Probe into Lagarde's €400m 'sweetheart' deal for businessman
John Lichfield has been The Independent's man in Paris since 1997, covering French news. Before that, he was the paper's Foreign Editor and he has also worked in Brussels and Washington. In 1999, he was the UK press Awards Foreign Reporter of the year.
Friday 05 August 2011
The stainless reputation of the new International Monetary Fund (IMF) chief, Christine Lagarde, is to be tested by a French court investigation.
Six judges decided yesterday that there was prima facie reason to investigate Ms Lagarde for "complicity in forgery and embezzlement" for approving a €400m (£346.4m) legal settlement to a controversial businessman in 2008.
There will now be a lengthy, formal inquiry on behalf of the special court which tries alleged wrongdoing by French ministers and former ministers. A trial, if any, would still be several years away.
Consequently, there is no immediate threat to Ms Lagarde's position as chief executive of the IMF.
She was elected to the IMF's top post last month to replace another former French finance minister, Dominique Strauss-Kahn, who faces charges of attempted rape in New York.
In nominating Ms Lagarde to the post in June, Paris gave assurances to other governments that the allegations against her would come to nothing.
Ms Lagarde, 55, is accused of exceeding her authority as finance minister to push through a "sweetheart" settlement of a long-running compensation dispute between the French government and the disgraced tycoon and businessman Bernard Tapie. There is no suggestion she benefited personally from the deal, but opposition politicians allege Mr Tapie received an unjustifiably high settlement because he switched allegiances from left to right in the 2007 presidential election to support Nicolas Sarkozy.

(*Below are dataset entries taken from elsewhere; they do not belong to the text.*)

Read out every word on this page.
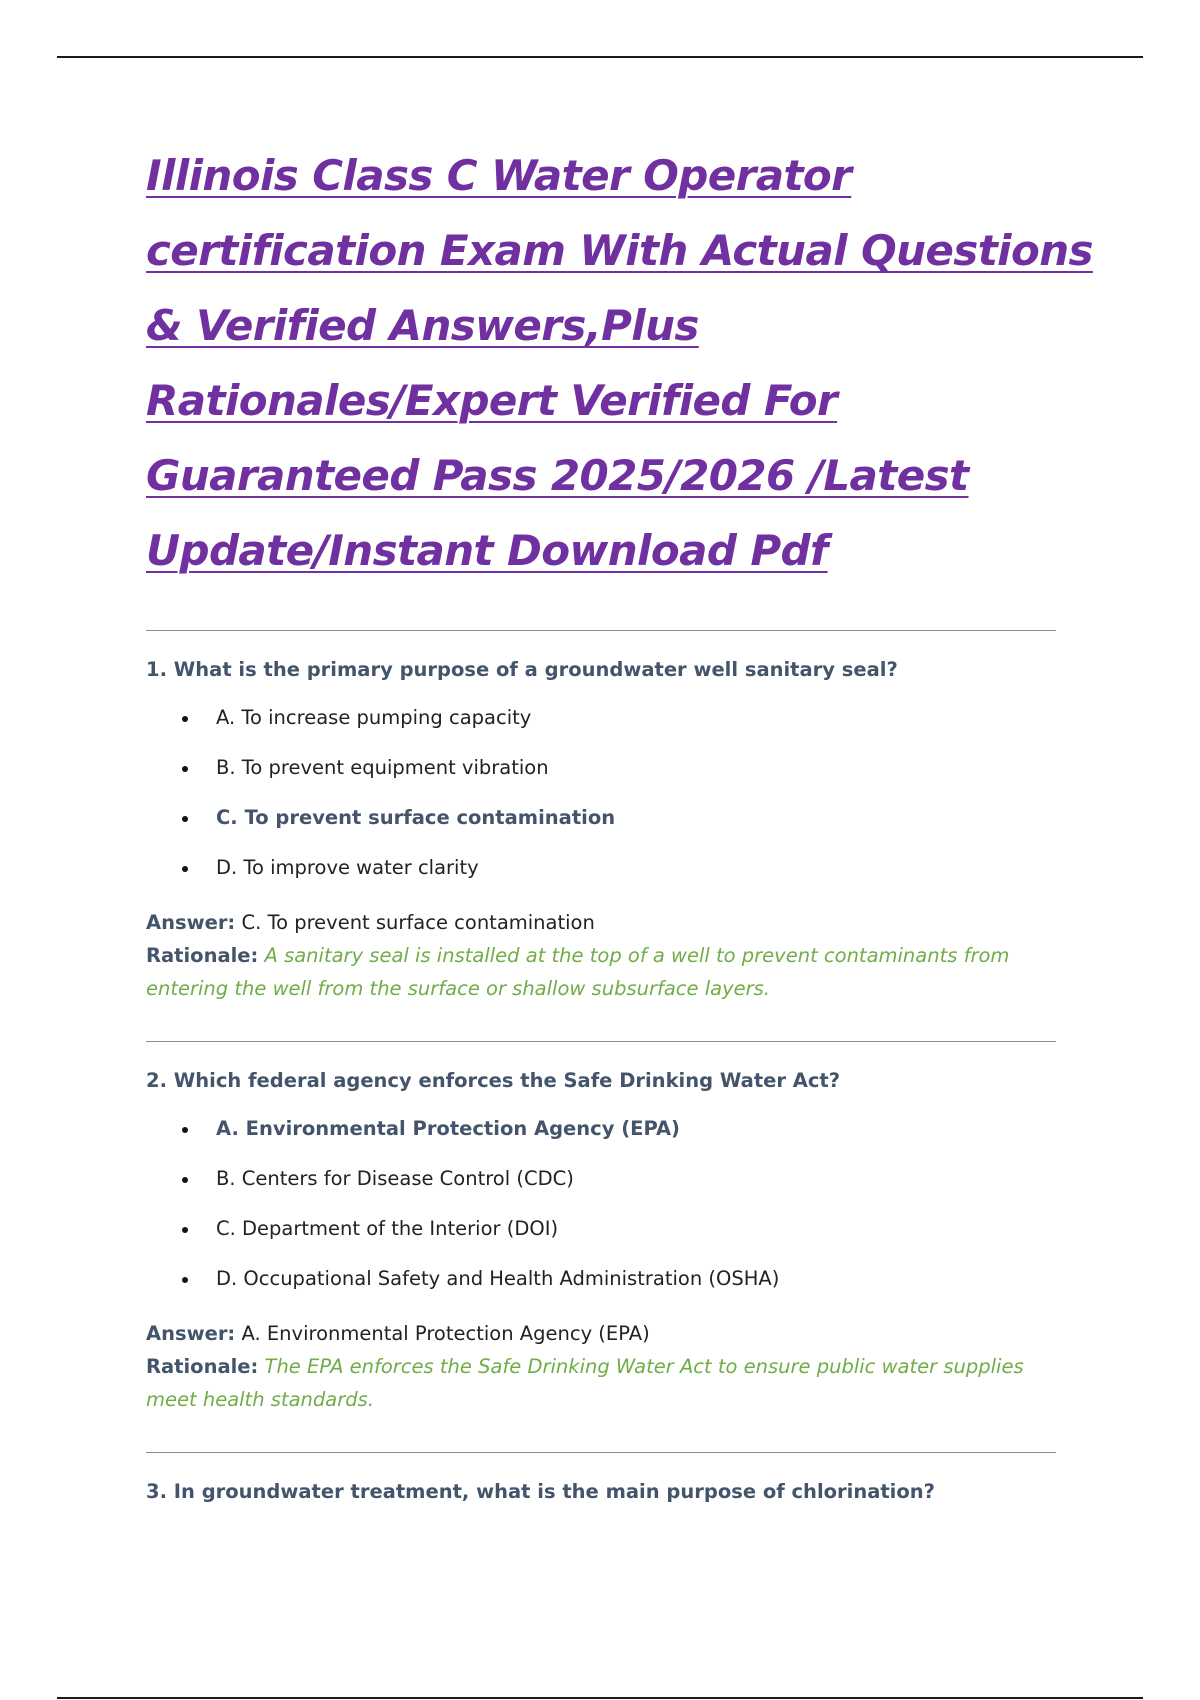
Illinois Class C Water Operator
certification Exam With Actual Questions
& Verified Answers,Plus
Rationales/Expert Verified For
Guaranteed Pass 2025/2026 /Latest
Update/Instant Download Pdf

1. What is the primary purpose of a groundwater well sanitary seal?

A. To increase pumping capacity
B. To prevent equipment vibration
C. To prevent surface contamination
D. To improve water clarity

Answer: C. To prevent surface contamination

Rationale: A sanitary seal is installed at the top of a well to prevent contaminants from entering the well from the surface or shallow subsurface layers.

2. Which federal agency enforces the Safe Drinking Water Act?

A. Environmental Protection Agency (EPA)
B. Centers for Disease Control (CDC)
C. Department of the Interior (DOI)
D. Occupational Safety and Health Administration (OSHA)

Answer: A. Environmental Protection Agency (EPA)

Rationale: The EPA enforces the Safe Drinking Water Act to ensure public water supplies meet health standards.

3. In groundwater treatment, what is the main purpose of chlorination?
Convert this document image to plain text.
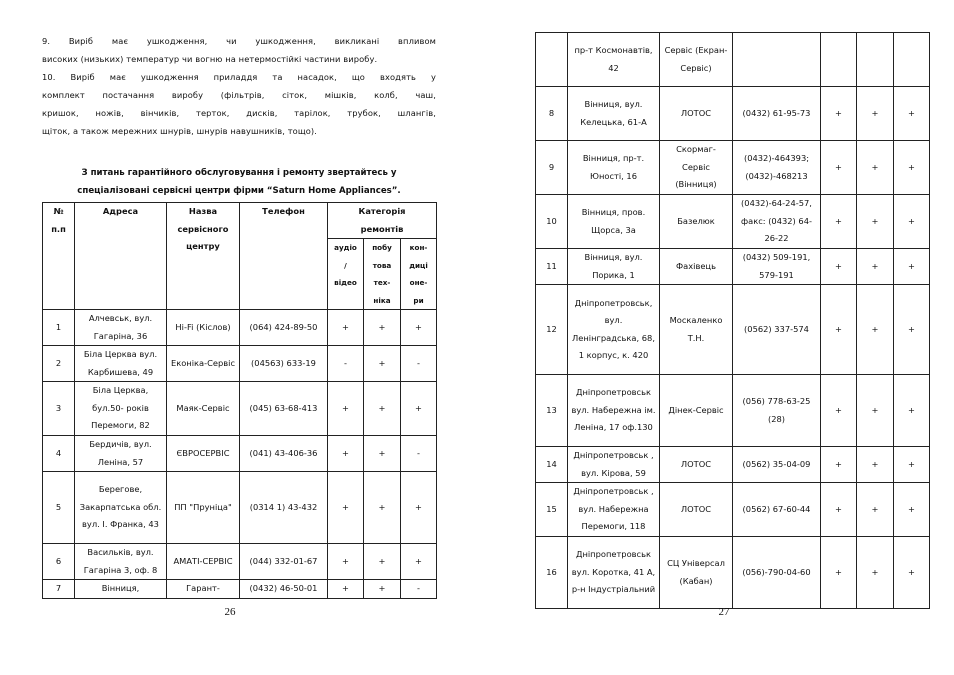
9. Виріб має ушкодження, чи ушкодження, викликані впливом

високих (низьких) температур чи вогню на нетермостійкі частини виробу.

10. Виріб має ушкодження приладдя та насадок, що входять у

комплект постачання виробу (фільтрів, сіток, мішків, колб, чаш,

кришок, ножів, вінчиків, терток, дисків, тарілок, трубок, шлангів,

щіток, а також мережних шнурів, шнурів навушників, тощо).

З питань гарантійного обслуговування і ремонту звертайтесь у

спеціалізовані сервісні центри фірми “Saturn Home Appliances”.

№ п.п	Адреса	Назва сервісного центру	Телефон	Категорія ремонтів		

				аудіо / відео	побу това тех- ніка	кон- диці оне- ри

1	Алчевськ, вул. Гагаріна, 36	Hi-Fi (Кіслов)	(064) 424-89-50	+	+	+
2	Біла Церква вул. Карбишева, 49	Еконіка-Сервіс	(04563) 633-19	-	+	-
3	Біла Церква, бул.50- років Перемоги, 82	Маяк-Сервіс	(045) 63-68-413	+	+	+
4	Бердичів, вул. Леніна, 57	ЄВРОСЕРВІС	(041) 43-406-36	+	+	-
5	Берегове, Закарпатська обл. вул. І. Франка, 43	ПП "Пруніца"	(0314 1) 43-432	+	+	+
6	Васильків, вул. Гагаріна 3, оф. 8	АМАТІ-СЕРВІС	(044) 332-01-67	+	+	+
7	Вінниця,	Гарант-	(0432) 46-50-01	+	+	-
26
	пр-т Космонавтів, 42	Сервіс (Екран-Сервіс)				
8	Вінниця, вул. Келецька, 61-А	ЛОТОС	(0432) 61-95-73	+	+	+
9	Вінниця, пр-т. Юності, 16	Скормаг-Сервіс (Вінниця)	(0432)-464393; (0432)-468213	+	+	+
10	Вінниця, пров. Щорса, 3а	Базелюк	(0432)-64-24-57, факс: (0432) 64-26-22	+	+	+
11	Вінниця, вул. Порика, 1	Фахівець	(0432) 509-191, 579-191	+	+	+
12	Дніпропетровськ, вул. Ленінградська, 68, 1 корпус, к. 420	Москаленко Т.Н.	(0562) 337-574	+	+	+
13	Дніпропетровськ вул. Набережна ім. Леніна, 17 оф.130	Дінек-Сервіс	(056) 778-63-25 (28)	+	+	+
14	Дніпропетровськ , вул. Кірова, 59	ЛОТОС	(0562) 35-04-09	+	+	+
15	Дніпропетровськ , вул. Набережна Перемоги, 118	ЛОТОС	(0562) 67-60-44	+	+	+
16	Дніпропетровськ вул. Коротка, 41 А, р-н Індустріальний	СЦ Універсал (Кабан)	(056)-790-04-60	+	+	+
27
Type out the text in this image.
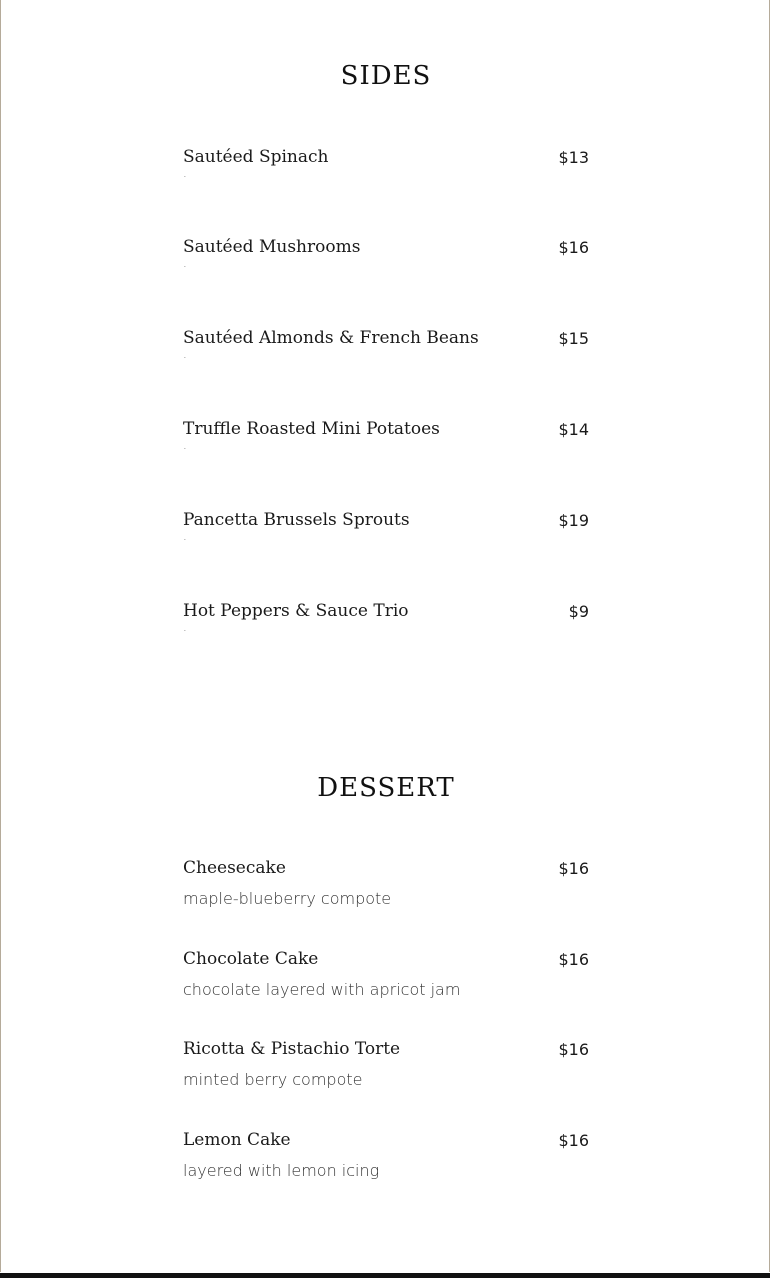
SIDES
Sautéed Spinach	$13
.
Sautéed Mushrooms	$16
.
Sautéed Almonds & French Beans	$15
.
Truffle Roasted Mini Potatoes	$14
.
Pancetta Brussels Sprouts	$19
.
Hot Peppers & Sauce Trio	$9
.
DESSERT
Cheesecake	$16
maple-blueberry compote
Chocolate Cake	$16
chocolate layered with apricot jam
Ricotta & Pistachio Torte	$16
minted berry compote
Lemon Cake	$16
layered with lemon icing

Once a senior international lawyer, Ms Lagarde, rejects any suggestion that she acted illegally or politically. She says the settlement, recommended by an arbitration panel that she appointed, was the best way to end a long and poisonous dispute.
Mr Tapie, 68, rose to fame in the 1980s and early 1990s by rescuing a series of failing companies, including the German-based sporstwear firm, Adidas.
He became the owner of the leading football club, Olympique Marseilles (OM) and was appointed minister for urban renewal in a left-wing government.
Later Mr Tapie sold Adidas to the then state-owned bank, Crédit Lyonnais.
After Adidas was resold the following year, Mr Tapie persuaded a court he had been badly treated or cheated. However, no final agreement could be reached on a figure for compensation until Ms Lagarde appointed an independent arbitration panel in 2008.